The DEFINITION line near the top of the record is the descriptor present in a list of sequences (see https://www.ncbi.nlm.nih.gov/nuccore/?term=strseq+tpox), and will uniquely identify each allele with components of the record itself. In addition, the top of each record contains hyperlinks to the FASTA sequence, which can be downloaded, and a Graphics view (Fig. 3). This graphical display presents an interactive version of the sequence (displaying forward and reverse strands) and the features identified in the GenBank record: the repeat region, the region(s) reported from each available sequencing technology, and any associated flanking region polymorphisms. The information shown in Graphics view is dependent on the Tracks selected in the viewer. All available information for the record is displayed simultaneously by selecting both the Sequence and Aggregate features Track. More information and tutorials on the NCBI Sequence Viewer can be found at https://www.ncbi.nlm.nih.gov/tools/sviewer.

Figure 3.

Figure 3.

Example Graphics view of STRSeq Genbank record, available and interactive online at https://www.ncbi.nlm.nih.gov/nuccore/1197990967?report=graph.

4. Typical use cases

Several use cases for STRSeq have been identified based on feedback from the forensic community:

1. As a teaching tool to explore STR sequences

The STRSeq BioProject is expected to be useful to forensic operational, academic, and commercial laboratories interested in sequencing STRs as it allows the viewing and downloading of repeat region motifs, flanking region polymorphisms, and commercial assay overlap.
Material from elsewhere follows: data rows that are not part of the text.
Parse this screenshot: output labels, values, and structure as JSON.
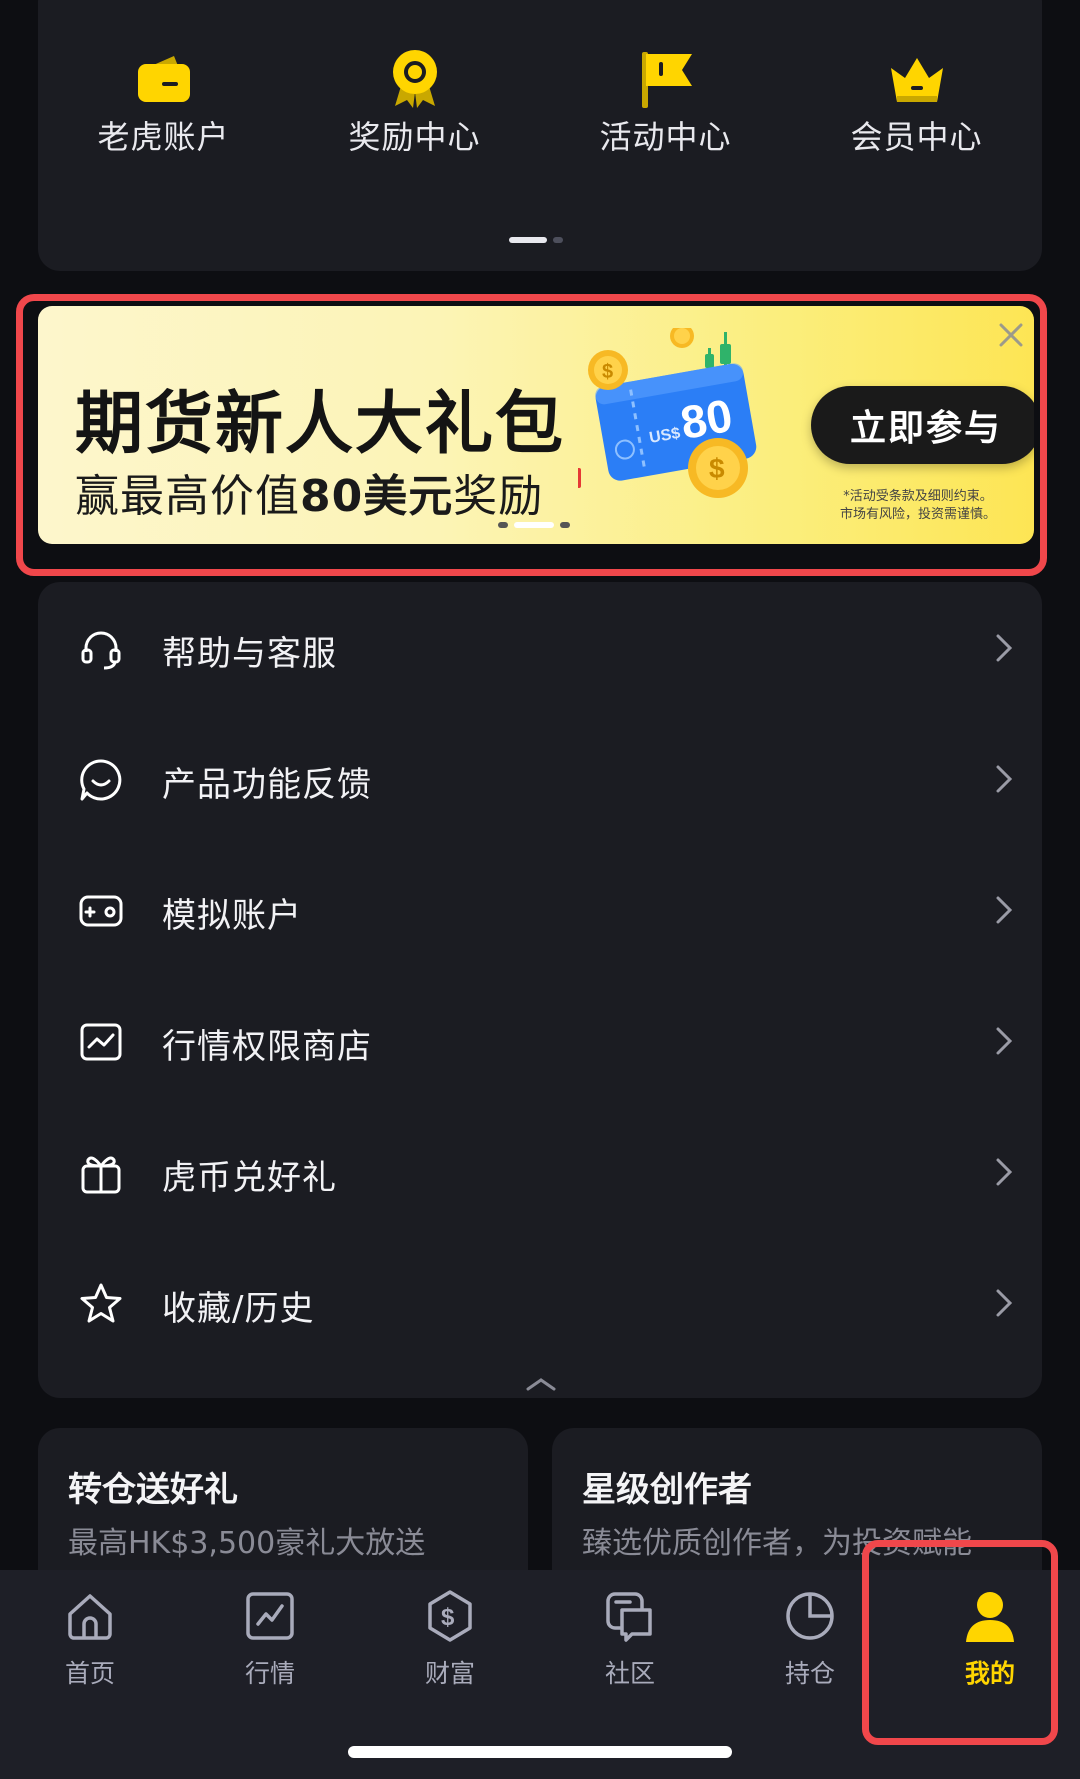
{
  "colors": {
    "accent_yellow": "#ffd500",
    "highlight_red": "#f0474b",
    "card_bg": "#1b1c22",
    "page_bg": "#0d0e12"
  },
  "quick_actions": [
    {
      "label": "老虎账户",
      "icon": "wallet-icon"
    },
    {
      "label": "奖励中心",
      "icon": "medal-icon"
    },
    {
      "label": "活动中心",
      "icon": "flag-icon"
    },
    {
      "label": "会员中心",
      "icon": "crown-icon"
    }
  ],
  "banner": {
    "title": "期货新人大礼包",
    "subtitle_prefix": "赢最高价值",
    "subtitle_amount": "80美元",
    "subtitle_suffix": "奖励",
    "cta": "立即参与",
    "disclaimer_line1": "*活动受条款及细则约束。",
    "disclaimer_line2": "市场有风险，投资需谨慎。",
    "ticket_currency": "US$",
    "ticket_amount": "80"
  },
  "menu": [
    {
      "label": "帮助与客服",
      "icon": "headset-icon"
    },
    {
      "label": "产品功能反馈",
      "icon": "feedback-smile-icon"
    },
    {
      "label": "模拟账户",
      "icon": "gamepad-icon"
    },
    {
      "label": "行情权限商店",
      "icon": "chart-store-icon"
    },
    {
      "label": "虎币兑好礼",
      "icon": "gift-icon"
    },
    {
      "label": "收藏/历史",
      "icon": "star-icon"
    }
  ],
  "promos": [
    {
      "title": "转仓送好礼",
      "subtitle": "最高HK$3,500豪礼大放送"
    },
    {
      "title": "星级创作者",
      "subtitle": "臻选优质创作者，为投资赋能"
    }
  ],
  "tabs": [
    {
      "label": "首页",
      "icon": "home-icon"
    },
    {
      "label": "行情",
      "icon": "market-chart-icon"
    },
    {
      "label": "财富",
      "icon": "dollar-shield-icon"
    },
    {
      "label": "社区",
      "icon": "community-icon"
    },
    {
      "label": "持仓",
      "icon": "pie-chart-icon"
    },
    {
      "label": "我的",
      "icon": "user-icon",
      "active": true
    }
  ]
}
2. As the data backbone for software development

This catalog of sequences with associated forensic formatting and stable links to GenBank records facilitates development of STR sequencing methods and bioinformatic pipelines that conform to agreed variant data frameworks.

3. To provide a quality control function for the evaluation of rare sequences

When a sequence is observed in forensic casework that was not observed in initial validation studies or in the implemented allele frequency database, a STRSeq BLAST search determines if a similar or identical sequence has been recorded. When a link to previous data is identified, STRSeq provides nomenclature information and leads the analyst to published allele frequency data (see Fig. 4).

Figure 4.

Figure 4.

Outline of the anticipated STRSeq use cases for evaluation of rare alleles in forensic casework, integrated into an overall quality assurance system.
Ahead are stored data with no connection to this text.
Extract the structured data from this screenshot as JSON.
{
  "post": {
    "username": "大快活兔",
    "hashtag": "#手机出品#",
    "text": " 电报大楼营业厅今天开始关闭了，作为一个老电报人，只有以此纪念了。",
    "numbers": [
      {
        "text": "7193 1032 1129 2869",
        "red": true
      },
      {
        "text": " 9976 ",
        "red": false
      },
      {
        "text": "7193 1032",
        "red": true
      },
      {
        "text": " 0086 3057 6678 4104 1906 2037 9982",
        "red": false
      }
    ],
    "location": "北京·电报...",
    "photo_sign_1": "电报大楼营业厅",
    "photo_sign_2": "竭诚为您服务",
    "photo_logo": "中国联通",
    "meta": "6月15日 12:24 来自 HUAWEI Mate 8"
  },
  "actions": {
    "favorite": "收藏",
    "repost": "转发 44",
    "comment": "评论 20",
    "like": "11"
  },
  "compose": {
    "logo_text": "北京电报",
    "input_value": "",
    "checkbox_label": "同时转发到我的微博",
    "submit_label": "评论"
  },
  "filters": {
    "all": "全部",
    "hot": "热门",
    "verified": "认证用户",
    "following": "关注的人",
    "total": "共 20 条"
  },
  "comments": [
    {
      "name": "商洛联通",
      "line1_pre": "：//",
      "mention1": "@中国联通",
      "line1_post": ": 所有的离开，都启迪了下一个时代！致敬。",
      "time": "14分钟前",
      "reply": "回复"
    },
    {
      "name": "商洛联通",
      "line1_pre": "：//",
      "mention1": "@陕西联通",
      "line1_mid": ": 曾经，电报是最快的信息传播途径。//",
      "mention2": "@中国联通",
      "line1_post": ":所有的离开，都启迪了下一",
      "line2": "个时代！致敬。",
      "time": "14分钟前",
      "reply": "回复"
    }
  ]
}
5. Future directions for STRSeq

As previously described, sample sets and STRs will be added iteratively, allowing the BioProject to be built further and records to be released in phases. Once created, the GenBank records are expected to be stable but STRSeq should be viewed as a dynamic resource.

Some users will be familiar with NCBI interfaces and will quickly adapt their workflows to access, search, and download records contained in the STRSeq BioProject. While many tutorials exist to facilitate access to NCBI resources (see https://www.ncbi.nlm.nih.gov/guide/all/#howtos), it is likely that most users will prefer customized interface tools specific to this BioProject. Future plans include the development of such tools at strseq.nist.gov, in order to streamline BLAST searches and batch record downloads from the BioProject.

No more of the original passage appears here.